You see, I used to be a very family-oriented person. I lived in a house without multiple people coming and going constantly. My older sister with her kids would come and live with us when goings got tough, my uncles and aunts would visit whenever they had the chance, and other children roughly mine and my sister’s age in the family would always sleep over. I was quite spoiled when it came to love because there were just so many people to give it. It was loud and boisterous, and entirely too stuffy sometimes, as you can probably imagine. I thrived.

But when I was nine, my father fell in love with a woman, we’ll call her Nancy, who convinced him to move out and bring me and my younger sister with them. We moved far enough away that it was sometimes a hassle to drive and visit everyone. And at first everything was okay; Dad was in love and happy, and me and my sister were quickly making new friends. And then things spiraled.

Nancy became more and more judgmental, muttering nasty things to herself all the time, drinking and starting arguments every now and then. She never wanted us to be in contact with our family, she’d often accuse out Dad of cheating if he so much as talked to them on the phone. We rarely got to see them. The loud and boisterous atmosphere I so thrived in was replaced by a cold and silent one that was shattered every so often by the sounds of the adults fighting- verbally and sometimes physically.

We had to stay isolated with her for five years. And every year it was like Nancy managed to worm her sorry way further and further into my mind, telling me every bad thing about myself, making me hate myself. I was a very different person by the end of that, we all were.
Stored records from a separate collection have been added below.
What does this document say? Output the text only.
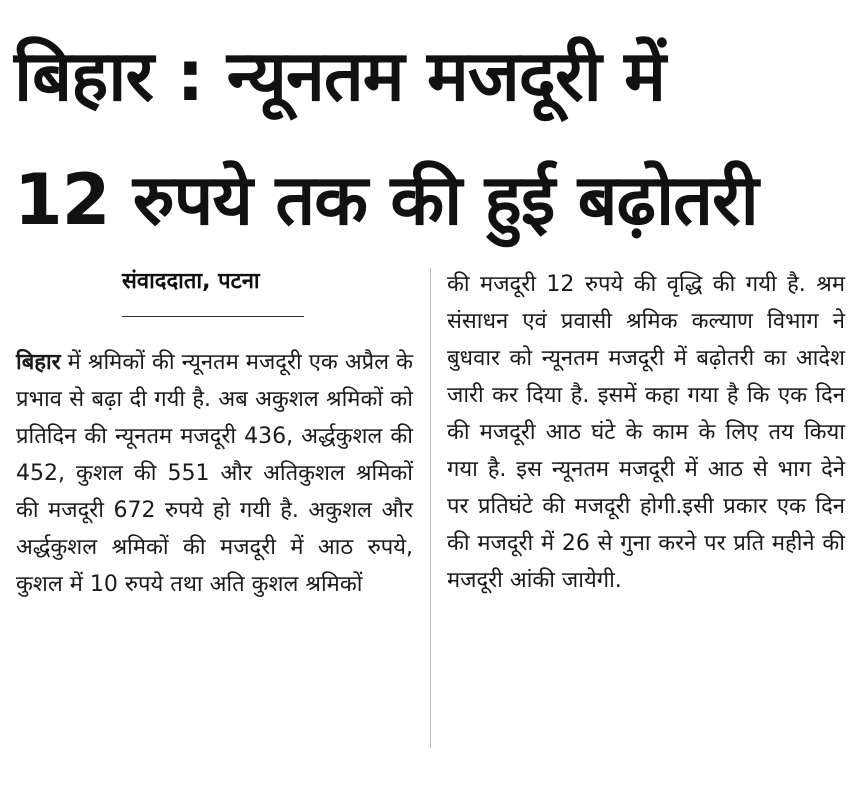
बिहार : न्यूनतम मजदूरी में
12 रुपये तक की हुई बढ़ोतरी
संवाददाता, पटना
बिहार में श्रमिकों की न्यूनतम मजदूरी एक अप्रैल के प्रभाव से बढ़ा दी गयी है. अब अकुशल श्रमिकों को प्रतिदिन की न्यूनतम मजदूरी 436, अर्द्धकुशल की 452, कुशल की 551 और अतिकुशल श्रमिकों की मजदूरी 672 रुपये हो गयी है. अकुशल और अर्द्धकुशल श्रमिकों की मजदूरी में आठ रुपये, कुशल में 10 रुपये तथा अति कुशल श्रमिकों
की मजदूरी 12 रुपये की वृद्धि की गयी है. श्रम संसाधन एवं प्रवासी श्रमिक कल्याण विभाग ने बुधवार को न्यूनतम मजदूरी में बढ़ोतरी का आदेश जारी कर दिया है. इसमें कहा गया है कि एक दिन की मजदूरी आठ घंटे के काम के लिए तय किया गया है. इस न्यूनतम मजदूरी में आठ से भाग देने पर प्रतिघंटे की मजदूरी होगी.इसी प्रकार एक दिन की मजदूरी में 26 से गुना करने पर प्रति महीने की मजदूरी आंकी जायेगी.
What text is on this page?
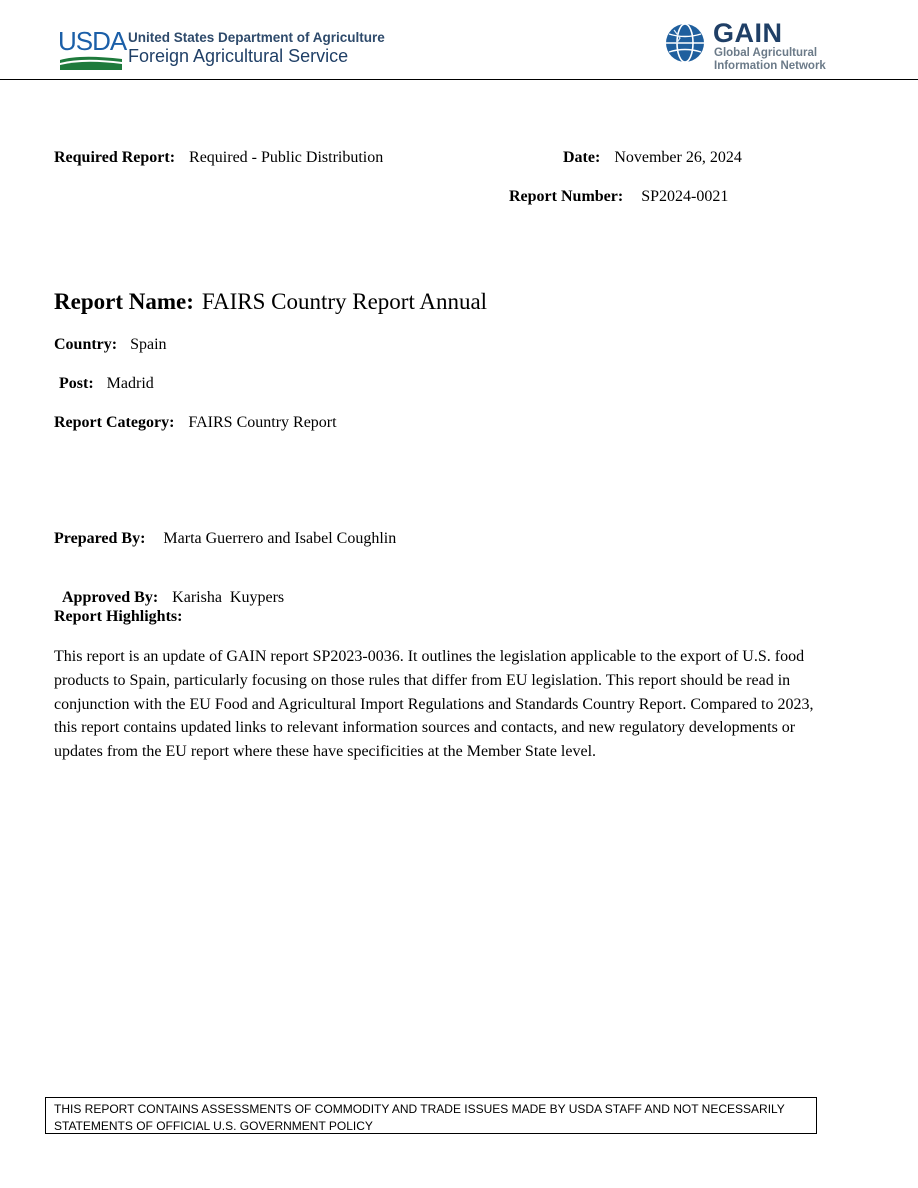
USDA United States Department of Agriculture
Foreign Agricultural Service
GAIN
Global Agricultural
Information Network
Required Report: Required - Public Distribution	Date: November 26, 2024
Report Number: SP2024-0021
Report Name: FAIRS Country Report Annual
Country: Spain
Post: Madrid
Report Category: FAIRS Country Report
Prepared By: Marta Guerrero and Isabel Coughlin

Approved By: Karisha  Kuypers

Report Highlights:
This report is an update of GAIN report SP2023-0036. It outlines the legislation applicable to the export of U.S. food products to Spain, particularly focusing on those rules that differ from EU legislation. This report should be read in conjunction with the EU Food and Agricultural Import Regulations and Standards Country Report. Compared to 2023, this report contains updated links to relevant information sources and contacts, and new regulatory developments or updates from the EU report where these have specificities at the Member State level.
THIS REPORT CONTAINS ASSESSMENTS OF COMMODITY AND TRADE ISSUES MADE BY USDA STAFF AND NOT NECESSARILY STATEMENTS OF OFFICIAL U.S. GOVERNMENT POLICY
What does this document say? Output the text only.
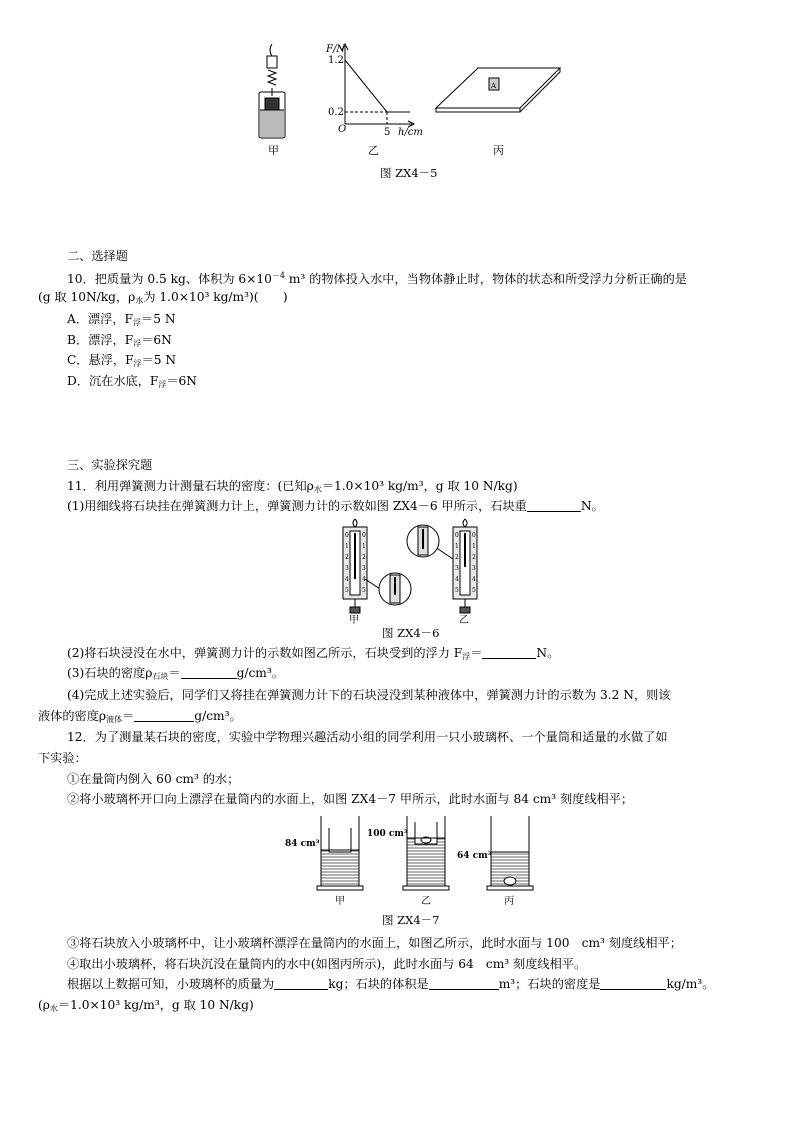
甲
F/N
1.2
0.2
O	5 h/cm
乙
A
丙
图 ZX4－5
二、选择题
10．把质量为 0.5 kg、体积为 $6\times 10^{-4}$ m³ 的物体投入水中，当物体静止时，物体的状态和所受浮力分析正确的是
(g 取 10N/kg，$\rho_水$为 1.0×10³ kg/m³)(　　)
A．漂浮，$F_浮=5$ N
B．漂浮，$F_浮=6N$
C．悬浮，$F_浮=5$ N
D．沉在水底，$F_浮=6N$
三、实验探究题
11．利用弹簧测力计测量石块的密度：(已知$\rho_水=1.0\times 10^3$ kg/m³，g 取 10 N/kg)
(1)用细线将石块挂在弹簧测力计上，弹簧测力计的示数如图 ZX4－6 甲所示，石块重	N。
0
1
2
3
4
5
0
1
2
3
4
5
0
1
2
3
4
5
0
1
2
3
4
5
甲	乙
图 ZX4－6
(2)将石块浸没在水中，弹簧测力计的示数如图乙所示，石块受到的浮力 $F_浮=$	N。
(3)石块的密度$\rho_{石块}=$	g/cm³。
(4)完成上述实验后，同学们又将挂在弹簧测力计下的石块浸没到某种液体中，弹簧测力计的示数为 3.2 N，则该
液体的密度$\rho_{液体}=$	g/cm³。
12．为了测量某石块的密度，实验中学物理兴趣活动小组的同学利用一只小玻璃杯、一个量筒和适量的水做了如
下实验：
①在量筒内倒入 60 cm³ 的水；
②将小玻璃杯开口向上漂浮在量筒内的水面上，如图 ZX4－7 甲所示，此时水面与 84 cm³ 刻度线相平；
84 cm³
甲
100 cm³
乙
64 cm³
丙
图 ZX4－7
③将石块放入小玻璃杯中，让小玻璃杯漂浮在量筒内的水面上，如图乙所示，此时水面与 100　cm³ 刻度线相平；
④取出小玻璃杯，将石块沉没在量筒内的水中(如图丙所示)，此时水面与 64　cm³ 刻度线相平。
根据以上数据可知，小玻璃杯的质量为	kg；石块的体积是	m³；石块的密度是	kg/m³。
($\rho_水=1.0\times 10^3$ kg/m³，g 取 10 N/kg)
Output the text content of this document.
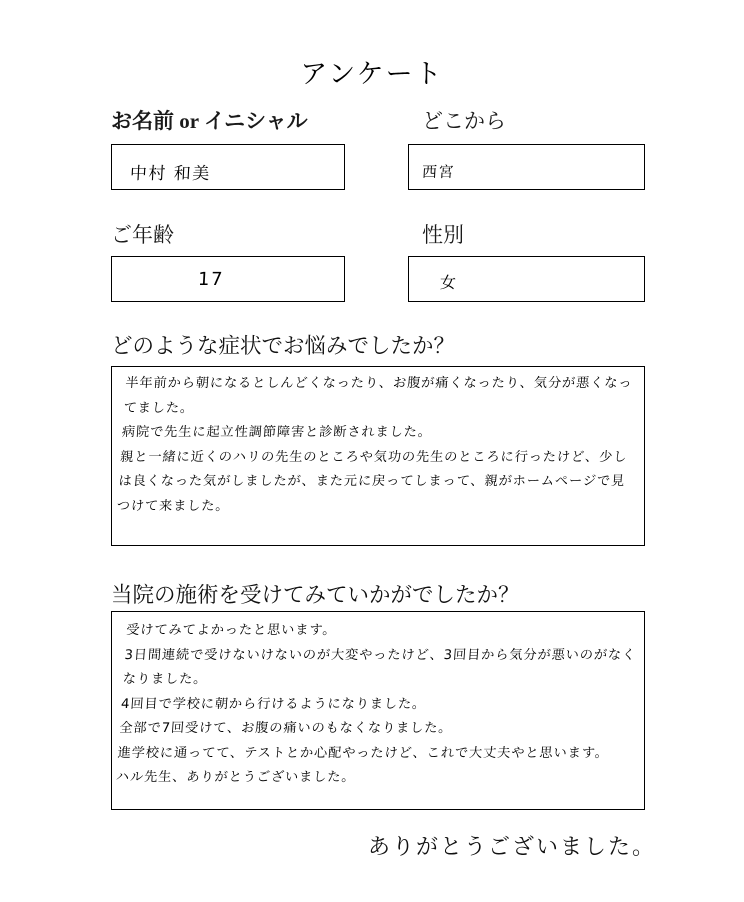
アンケート
お名前 or イニシャル
中村 和美
どこから
西宮
ご年齢
17
性別
女
どのような症状でお悩みでしたか？
半年前から朝になるとしんどくなったり、お腹が痛くなったり、気分が悪くなってました。
病院で先生に起立性調節障害と診断されました。
親と一緒に近くのハリの先生のところや気功の先生のところに行ったけど、少しは良くなった気がしましたが、また元に戻ってしまって、親がホームページで見つけて来ました。
当院の施術を受けてみていかがでしたか？
受けてみてよかったと思います。
3日間連続で受けないけないのが大変やったけど、3回目から気分が悪いのがなくなりました。
4回目で学校に朝から行けるようになりました。
全部で7回受けて、お腹の痛いのもなくなりました。
進学校に通ってて、テストとか心配やったけど、これで大丈夫やと思います。
ハル先生、ありがとうございました。
ありがとうございました。
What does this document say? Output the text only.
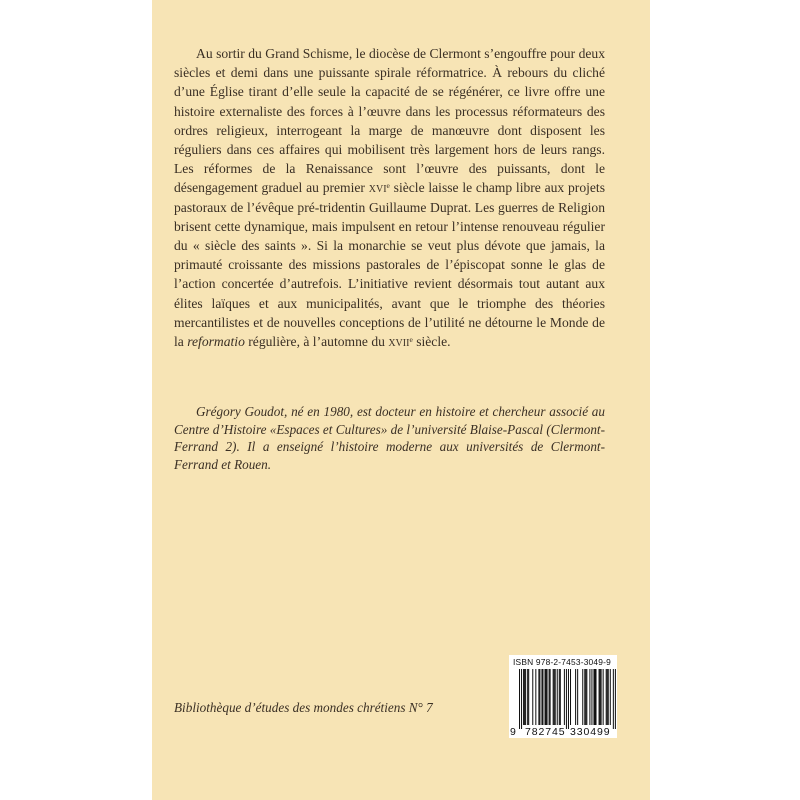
Au sortir du Grand Schisme, le diocèse de Clermont s’engouffre pour deux siècles et demi dans une puissante spirale réformatrice. À rebours du cliché d’une Église tirant d’elle seule la capacité de se régénérer, ce livre offre une histoire externaliste des forces à l’œuvre dans les processus réformateurs des ordres religieux, interrogeant la marge de manœuvre dont disposent les réguliers dans ces affaires qui mobilisent très largement hors de leurs rangs. Les réformes de la Renaissance sont l’œuvre des puissants, dont le désengagement graduel au premier xvi$^e$ siècle laisse le champ libre aux projets pastoraux de l’évêque pré-tridentin Guillaume Duprat. Les guerres de Religion brisent cette dynamique, mais impulsent en retour l’intense renouveau régulier du « siècle des saints ». Si la monarchie se veut plus dévote que jamais, la primauté croissante des missions pastorales de l’épiscopat sonne le glas de l’action concertée d’autrefois. L’initiative revient désormais tout autant aux élites laïques et aux municipalités, avant que le triomphe des théories mercantilistes et de nouvelles conceptions de l’utilité ne détourne le Monde de la reformatio régulière, à l’automne du xvii$^e$ siècle.

Grégory Goudot, né en 1980, est docteur en histoire et chercheur associé au Centre d’Histoire «Espaces et Cultures» de l’université Blaise-Pascal (Clermont-Ferrand 2). Il a enseigné l’histoire moderne aux universités de Clermont-Ferrand et Rouen.

Bibliothèque d’études des mondes chrétiens N° 7
ISBN 978-2-7453-3049-9
9 782745 330499
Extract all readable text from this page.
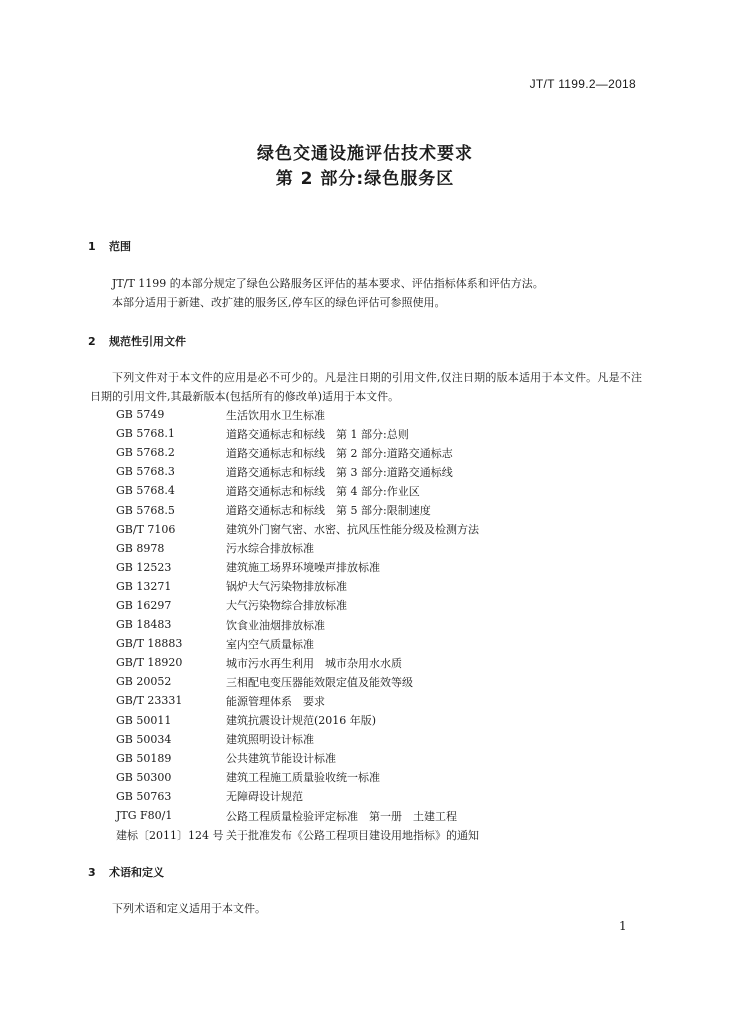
JT/T 1199.2—2018

绿色交通设施评估技术要求
第 2 部分:绿色服务区
1 范围

JT/T 1199 的本部分规定了绿色公路服务区评估的基本要求、评估指标体系和评估方法。

本部分适用于新建、改扩建的服务区,停车区的绿色评估可参照使用。

2 规范性引用文件

下列文件对于本文件的应用是必不可少的。凡是注日期的引用文件,仅注日期的版本适用于本文件。凡是不注日期的引用文件,其最新版本(包括所有的修改单)适用于本文件。

GB 5749	生活饮用水卫生标准
GB 5768.1	道路交通标志和标线　第 1 部分:总则
GB 5768.2	道路交通标志和标线　第 2 部分:道路交通标志
GB 5768.3	道路交通标志和标线　第 3 部分:道路交通标线
GB 5768.4	道路交通标志和标线　第 4 部分:作业区
GB 5768.5	道路交通标志和标线　第 5 部分:限制速度
GB/T 7106	建筑外门窗气密、水密、抗风压性能分级及检测方法
GB 8978	污水综合排放标准
GB 12523	建筑施工场界环境噪声排放标准
GB 13271	锅炉大气污染物排放标准
GB 16297	大气污染物综合排放标准
GB 18483	饮食业油烟排放标准
GB/T 18883	室内空气质量标准
GB/T 18920	城市污水再生利用　城市杂用水水质
GB 20052	三相配电变压器能效限定值及能效等级
GB/T 23331	能源管理体系　要求
GB 50011	建筑抗震设计规范(2016 年版)
GB 50034	建筑照明设计标准
GB 50189	公共建筑节能设计标准
GB 50300	建筑工程施工质量验收统一标准
GB 50763	无障碍设计规范
JTG F80/1	公路工程质量检验评定标准　第一册　土建工程
建标〔2011〕124 号 关于批准发布《公路工程项目建设用地指标》的通知
3 术语和定义

下列术语和定义适用于本文件。

1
And by the end of it, when I was able to move back and see my family again for the first time in years, it was hard to connect with them. I felt distanced from the niece that used to run around all day with, playing hide-and-seek, and the cousin that I was once so close to was nothing more than a stranger. I became painfully aware that I had changed, from a happy and quite spoiled child to a quiet teenager who flinched when people got too loud or moved too suddenly. Things couldn’t just go back to the way they were before, as if Nancy had never existed. I had to reconnect and reform old bonds that I used to think were unbreakable. Some of them I were never quite able to get back.

To answer your question, yes; I have lost people before. And yes, it broke my heart very badly. It still does when I think about, just like with you. I function by surrounding myself with people that make me happy. Family and friends who hype me up, and don’t mind that sometimes I’m very awkward, and are always there for me and are always trying to see me even when her voice in my mind tells me I’m not worth it.

I chase away that ache in my heart by filling it with something sweet and hopeful and bright. The love of the people closest to me, and my own self-love that I worked very hard to have. And when the ache gets too bad, I don’t beat myself up for crying. I recognize that crying can be therapeutic, and that I always have someone there for me when I need to talk to someone. And I let that bright and hopeful something surround me again.

I hope I was of some help to you, even the tiniest bit.